Of the 87 ETFs launched this year, active funds made up 19% of the new new assets, reports Eric Balchunas for Bloomberg. Active ETFs are seeing greater interest, especially after the highly successful launch of the PIMCO Total Return Bond ETF (NYSEArca: BOND), which attracted $4 billion in assets in a little over a year.
Mutual fund giants like Franklin Templeton are positioning to jump into the ETF industry. [Franklin Templeton Readying First Foray into ETFs]
BlackRock iShares also recently filed to launch a suite of actively managed foreign currency-related ETFs. [iShares Crafts Actively Managed Currency ETFs]
There are 61 actively managed U.S.-listed ETFs with $14.3 billion in assets, compared to almost 1,500 U.S.-listed ETFs on the market with $1.5 billion in assets, according to XTF data.

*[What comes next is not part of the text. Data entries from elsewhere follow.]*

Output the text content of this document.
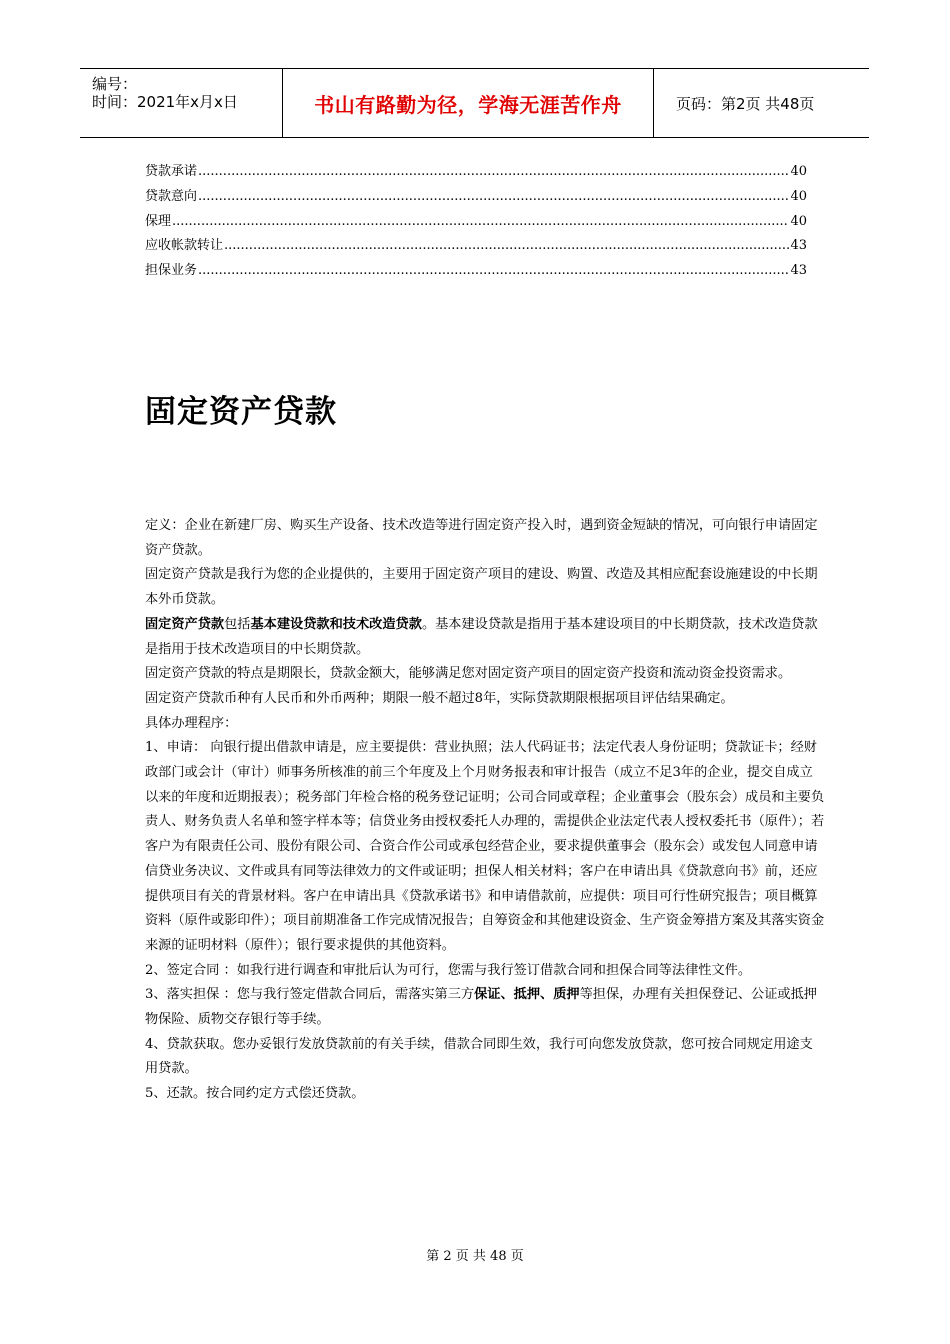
编号：
时间：2021年x月x日	书山有路勤为径，学海无涯苦作舟	页码：第2页 共48页
贷款承诺 .....	40
贷款意向 .....	40
保理 .....	40
应收帐款转让 .....	43
担保业务 .....	43
固定资产贷款

定义：企业在新建厂房、购买生产设备、技术改造等进行固定资产投入时，遇到资金短缺的情况，可向银行申请固定资产贷款。

固定资产贷款是我行为您的企业提供的，主要用于固定资产项目的建设、购置、改造及其相应配套设施建设的中长期本外币贷款。

固定资产贷款包括基本建设贷款和技术改造贷款。基本建设贷款是指用于基本建设项目的中长期贷款，技术改造贷款是指用于技术改造项目的中长期贷款。

固定资产贷款的特点是期限长，贷款金额大，能够满足您对固定资产项目的固定资产投资和流动资金投资需求。

固定资产贷款币种有人民币和外币两种；期限一般不超过8年，实际贷款期限根据项目评估结果确定。

具体办理程序：

1、申请： 向银行提出借款申请是，应主要提供：营业执照；法人代码证书；法定代表人身份证明；贷款证卡；经财政部门或会计（审计）师事务所核准的前三个年度及上个月财务报表和审计报告（成立不足3年的企业，提交自成立以来的年度和近期报表）；税务部门年检合格的税务登记证明；公司合同或章程；企业董事会（股东会）成员和主要负责人、财务负责人名单和签字样本等；信贷业务由授权委托人办理的，需提供企业法定代表人授权委托书（原件）；若客户为有限责任公司、股份有限公司、合资合作公司或承包经营企业，要求提供董事会（股东会）或发包人同意申请信贷业务决议、文件或具有同等法律效力的文件或证明；担保人相关材料；客户在申请出具《贷款意向书》前，还应提供项目有关的背景材料。客户在申请出具《贷款承诺书》和申请借款前，应提供：项目可行性研究报告；项目概算资料（原件或影印件）；项目前期准备工作完成情况报告；自筹资金和其他建设资金、生产资金筹措方案及其落实资金来源的证明材料（原件）；银行要求提供的其他资料。

2、签定合同 ：如我行进行调查和审批后认为可行，您需与我行签订借款合同和担保合同等法律性文件。

3、落实担保 ：您与我行签定借款合同后，需落实第三方保证、抵押、质押等担保，办理有关担保登记、公证或抵押物保险、质物交存银行等手续。

4、贷款获取。您办妥银行发放贷款前的有关手续，借款合同即生效，我行可向您发放贷款，您可按合同规定用途支用贷款。

5、还款。按合同约定方式偿还贷款。

第 2 页 共 48 页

In comparing active ETFs with mutual funds, the ETF structure provides better tax efficiency, transparency and intra-day liquidity.
Actively managed ETFs are also cheaper than comparable mutual funds, but the active ETFs are also more costly than traditional beta-index ETFs. The average expense ratio on active ETFs is 0.95%, compared to 0.62% for the overall ETF industry.